INTERACTION WITH OTHER DRUGS AND OTHER TYPES OF INTERACTIONS
When taking SSRIs in combination with MAO inhibitors, serious reactions were reported, sometimes with a fatal outcome, which included hyperthermia, stiffness, myoclonia, autonomic nervous system disorders with the possible occurrence of rapid changes in vital functions, as well as changes in mental state, including severe agitation, rolling towards delirium and to whom. Such reactions have also been reported in patients who recently completed SSRIs and began taking MAO inhibitors. There have been isolated cases with symptoms similar to malignant antipsychotic syndrome. Data on the combined use of SSRIs and MAO inhibitors from animal studies suggest that these drugs may act synergistically, raising blood pressure and causing arousal. Therefore, Priligy should not be used in combination with MAO inhibitors or within 14 days of cancellation. MAO inhibitors should not be taken within 7 days of the end of taking Priligy.

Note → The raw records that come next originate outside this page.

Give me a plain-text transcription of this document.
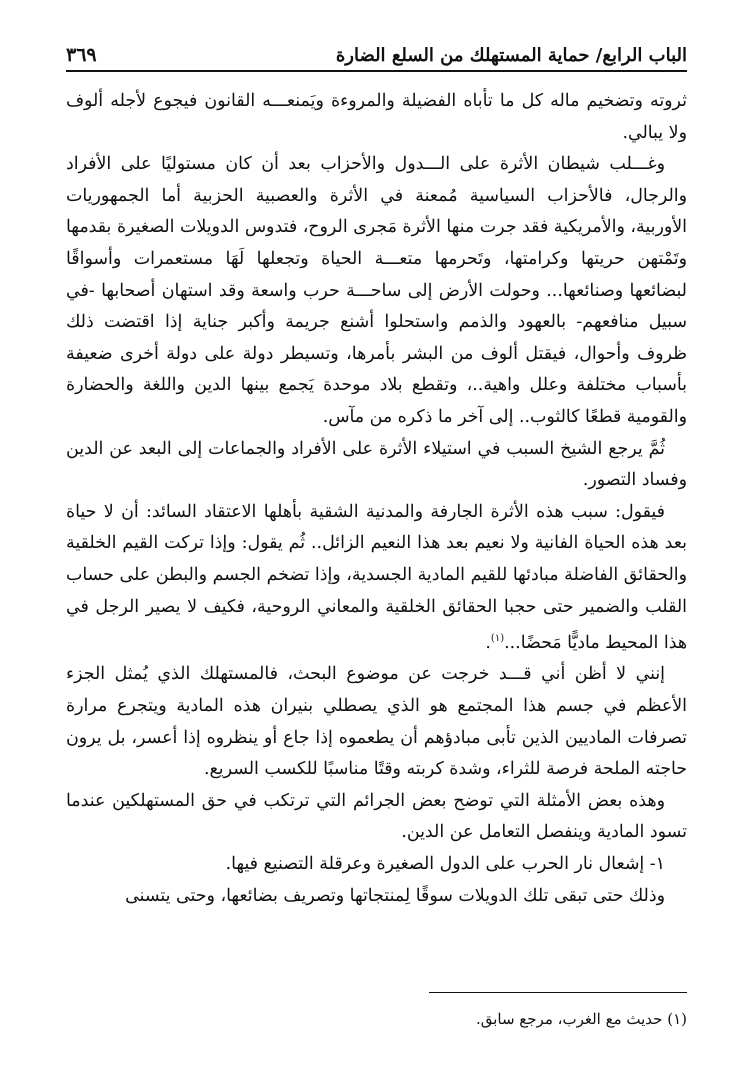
الباب الرابع/ حماية المستهلك من السلع الضارة
٣٦٩

ثروته وتضخيم ماله كل ما تأباه الفضيلة والمروءة ويَمنعـــه القانون فيجوع لأجله ألوف ولا يبالي.

وغـــلب شيطان الأثرة على الـــدول والأحزاب بعد أن كان مستوليًا على الأفراد والرجال، فالأحزاب السياسية مُمعنة في الأثرة والعصبية الحزبية أما الجمهوريات الأوربية، والأمريكية فقد جرت منها الأثرة مَجرى الروح، فتدوس الدويلات الصغيرة بقدمها وتَمْتهن حريتها وكرامتها، وتَحرمها متعـــة الحياة وتجعلها لَهَا مستعمرات وأسواقًا لبضائعها وصنائعها... وحولت الأرض إلى ساحـــة حرب واسعة وقد استهان أصحابها -في سبيل منافعهم- بالعهود والذمم واستحلوا أشنع جريمة وأكبر جناية إذا اقتضت ذلك ظروف وأحوال، فيقتل ألوف من البشر بأمرها، وتسيطر دولة على دولة أخرى ضعيفة بأسباب مختلفة وعلل واهية..، وتقطع بلاد موحدة يَجمع بينها الدين واللغة والحضارة والقومية قطعًا كالثوب.. إلى آخر ما ذكره من مآس.

ثُمَّ يرجع الشيخ السبب في استيلاء الأثرة على الأفراد والجماعات إلى البعد عن الدين وفساد التصور.

فيقول: سبب هذه الأثرة الجارفة والمدنية الشقية بأهلها الاعتقاد السائد: أن لا حياة بعد هذه الحياة الفانية ولا نعيم بعد هذا النعيم الزائل.. ثُم يقول: وإذا تركت القيم الخلقية والحقائق الفاضلة مبادئها للقيم المادية الجسدية، وإذا تضخم الجسم والبطن على حساب القلب والضمير حتى حجبا الحقائق الخلقية والمعاني الروحية، فكيف لا يصير الرجل في هذا المحيط ماديًّا مَحضًا...$^{(١)}$.

إنني لا أظن أني قـــد خرجت عن موضوع البحث، فالمستهلك الذي يُمثل الجزء الأعظم في جسم هذا المجتمع هو الذي يصطلي بنيران هذه المادية ويتجرع مرارة تصرفات الماديين الذين تأبى مبادؤهم أن يطعموه إذا جاع أو ينظروه إذا أعسر، بل يرون حاجته الملحة فرصة للثراء، وشدة كربته وقتًا مناسبًا للكسب السريع.

وهذه بعض الأمثلة التي توضح بعض الجرائم التي ترتكب في حق المستهلكين عندما تسود المادية وينفصل التعامل عن الدين.

١- إشعال نار الحرب على الدول الصغيرة وعرقلة التصنيع فيها.

وذلك حتى تبقى تلك الدويلات سوقًا لِمنتجاتها وتصريف بضائعها، وحتى يتسنى

(١) حديث مع الغرب، مرجع سابق.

Possible interaction with thioridazine.
Taking thioridazine causes an extension of the QTk interval, which is associated with the appearance of severe ventricular arrhythmias. Drugs like Priligy that inhibit CYP2D6 isoenzyme are likely to inhibit thioridazine metabolism. It is expected that the high level of thioridazine resulting from this will lead to a more pronounced elongation of the QTk. Priligy interval should not be used in combination with thioridazine or within 14 days of its withdrawal. Thioridazine should not be taken within 7 days after taking Priligy.
Herbal medications/preparations with serotonergic effects. As with selective serotonin reuptake inhibitors, joint administration with herbal/drug-based drugs with a serotonergic mechanism of action (including MAO inhibitors, L-Tryptophan, Trytanes, tramadol, linezolid, SSRIs, SIZZNS (selective serotonin reuptake inhibitors), lithium and Hypericum perforation-based preparations (Hypericicumtum perforate) can lead to an increase in the frequency of Serotonin effects. Priligy should not be used in combination with other SSRIs, MAO inhibitors or other herbal medications with a serotonergic mechanism of action or within 14 days of cancellation. In a similar way,
Medications that act on the central nervous system.
No systematic evaluation of Priligy intake was performed in conjunction with drugs acting on the central nervous system (such as antiepileptic drugs, antidepressants, antipsychotics, anxiolytics, hypnotics with sedative effects) in patients with premature ejaculation. Therefore, if joint administration of Priligy and these medicines is necessary, caution is recommended.